To complete the summary several panes below: for the 5 steps the s sequence was 1:1.5:0.67:1:1.5 and the end of run edots were 4:9:1:2.3:6. Expect a working plot sometime in the near future.

e=0.1585 2235 hrs 5/10. Step 5 continues.
e=0.1432 1500 hrs 5/10. Start of step (5), a repeat of step (2) looking into this strain hardening thing. 10:1 gearing back in. Motor currently ~V0.075 vs ~0.09 at end of step (2), so flattens out the "knee" somewhat. Deconvoluting an n change while there is work hardening will be tricky. Surely will be the last step of the run, unless something untoward happens.
e=0.1348 1139 hrs 5/10. End of step (4). Displacement rate has fallen to barely half of what it was in step (1). Strain hardening?
e=0.1238 2051 hrs 5/9. Start of step (4), a repeat of step (1). Displacement rate is significantly slower than in step (1)...
e=0.1148 2217 hrs 5/8. Entirety of step (3b). Looks sort of like (3a). Force gage might have gotten kicked there at the end, a bit late at night to rezero and start up again. So stop step 12 hrs prematurely and let it rest for a while.
e=0.1109 1059 hrs 5/8. End of step (3a).
e=0.1097 0715 hrs 5/8. ~steady at V0.105. Current plan: run step (3) for another day, just to get the strain up. Then repeat step (1) for another 5 %. If no overall e dependence is confirmed, call it a run and save the sample as a pure 200 K CSEM sample.
e=0.1056 1921 hrs 5/7.
e=0.1020 1000 hrs 5/7. Step (3a) continues. Poor choice of T control parameters overnight caused that interesting resonance (homework problem: is there a way to extract n from these two traces?). Still settling down but speed looks to be near V0.10.

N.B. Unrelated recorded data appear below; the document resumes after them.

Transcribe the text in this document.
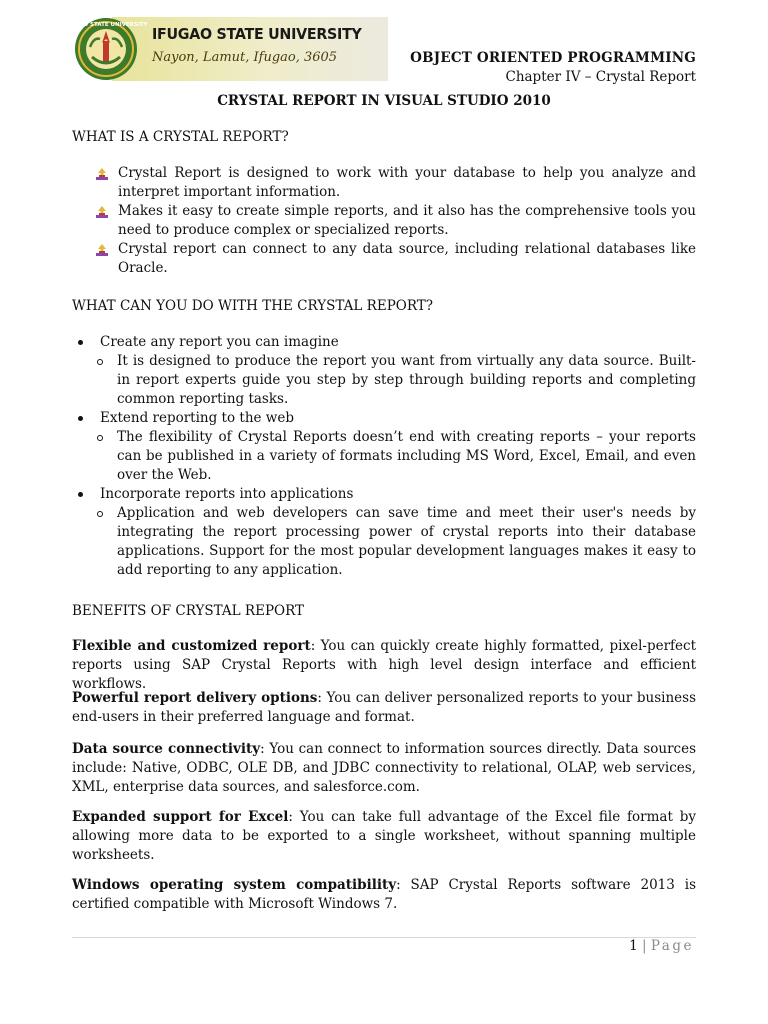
IFUGAO STATE UNIVERSITY IFUGAO STATE UNIVERSITY
Nayon, Lamut, Ifugao, 3605	OBJECT ORIENTED PROGRAMMING
Chapter IV – Crystal Report
CRYSTAL REPORT IN VISUAL STUDIO 2010
WHAT IS A CRYSTAL REPORT?

Crystal Report is designed to work with your database to help you analyze and interpret important information.

Makes it easy to create simple reports, and it also has the comprehensive tools you need to produce complex or specialized reports.

Crystal report can connect to any data source, including relational databases like Oracle.

WHAT CAN YOU DO WITH THE CRYSTAL REPORT?

Create any report you can imagine

It is designed to produce the report you want from virtually any data source. Built-in report experts guide you step by step through building reports and completing common reporting tasks.

Extend reporting to the web

The flexibility of Crystal Reports doesn’t end with creating reports – your reports can be published in a variety of formats including MS Word, Excel, Email, and even over the Web.

Incorporate reports into applications

Application and web developers can save time and meet their user's needs by integrating the report processing power of crystal reports into their database applications. Support for the most popular development languages makes it easy to add reporting to any application.

BENEFITS OF CRYSTAL REPORT
Flexible and customized report: You can quickly create highly formatted, pixel-perfect reports using SAP Crystal Reports with high level design interface and efficient workflows.
Powerful report delivery options: You can deliver personalized reports to your business end-users in their preferred language and format.
Data source connectivity: You can connect to information sources directly. Data sources include: Native, ODBC, OLE DB, and JDBC connectivity to relational, OLAP, web services, XML, enterprise data sources, and salesforce.com.
Expanded support for Excel: You can take full advantage of the Excel file format by allowing more data to be exported to a single worksheet, without spanning multiple worksheets.
Windows operating system compatibility: SAP Crystal Reports software 2013 is certified compatible with Microsoft Windows 7.
1 | Page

So first blush indication is that for stresses 1:1.5:0.67, the resultant edots are 4:9:1. Sounds like a knee.

e=0.0988 2305 hrs 5/6. Start of step (3a). Stress level chosen for equal log scale spacing wrt steps (1) and (2). 100:1 gearing is now installed, so upper scale needs to be divided by 10 for comparison purposes.
e=0.0964 1353 hrs 5/6. All of step (2b)
e=0.087 1006 hrs 5/6. Start of step (2b). Flow returns rapidly to where it was last evening. Presumably the apparent transient in the upper curve here is 100% machine-related, so comparing with previous image should give an indication of sample-related transient. The difference is very subtle. GSS creep theoretically (and usually in practice) has no transient.
e=0.074 2045 hrs 5/5, step (2a). Stop here for the night; need to put on a couple more percent strain here, but no interest in arising at 3 a.m. Motor running at V0.09, so apparent n < 2.
e=0.057 1523 hrs 5/5. Start of step (2), nice and smooth. edot leveling off near V0.1 at the moment, slightly over twice as fast as step (1), this with a 50% increase in s. Unless we get work softening later on (unlikely), we thus have a clear signal of n≤2. This is very good news in terms of constraining the region of parameter space we have to explore. All other 3% al2o3 runs showed GSS-type weakness, but with n≈4, generally under conditions of increasing stress (an apparent n=4 under conditions of decreasing stress could be blamed on grain growth). We might be able to find the knee and all that it implies.
e=0.051 1352 hrs 5/5. End of step (1).
e=0.041 0646 hrs 5/5. edot leveling off near 4e-7/s. edot from D etal 2001 Fig. 2 is ~2.3e-7. SD has flow data for 3x P-dropped f.g. ice; will post that info when she sends it to me.
e=0.0182

1800 hrs 5/4. Deformation started ~1330 hrs, current edot is somewhere near 5e-7/s, which puts it faster than the pure GSS creep in the 2001 paper. Big difference, not to forget, is that g.s. here is probably smaller. LAS to quantify this shortly, hopefully. And we'll just see where it ends up after a few more percent strain.

Some of the work hardening here may be a slightly non-square bottom end of the sample. Given the relatively high edot here, operator skipped the brutal squaring done during inital compaction in previous samples.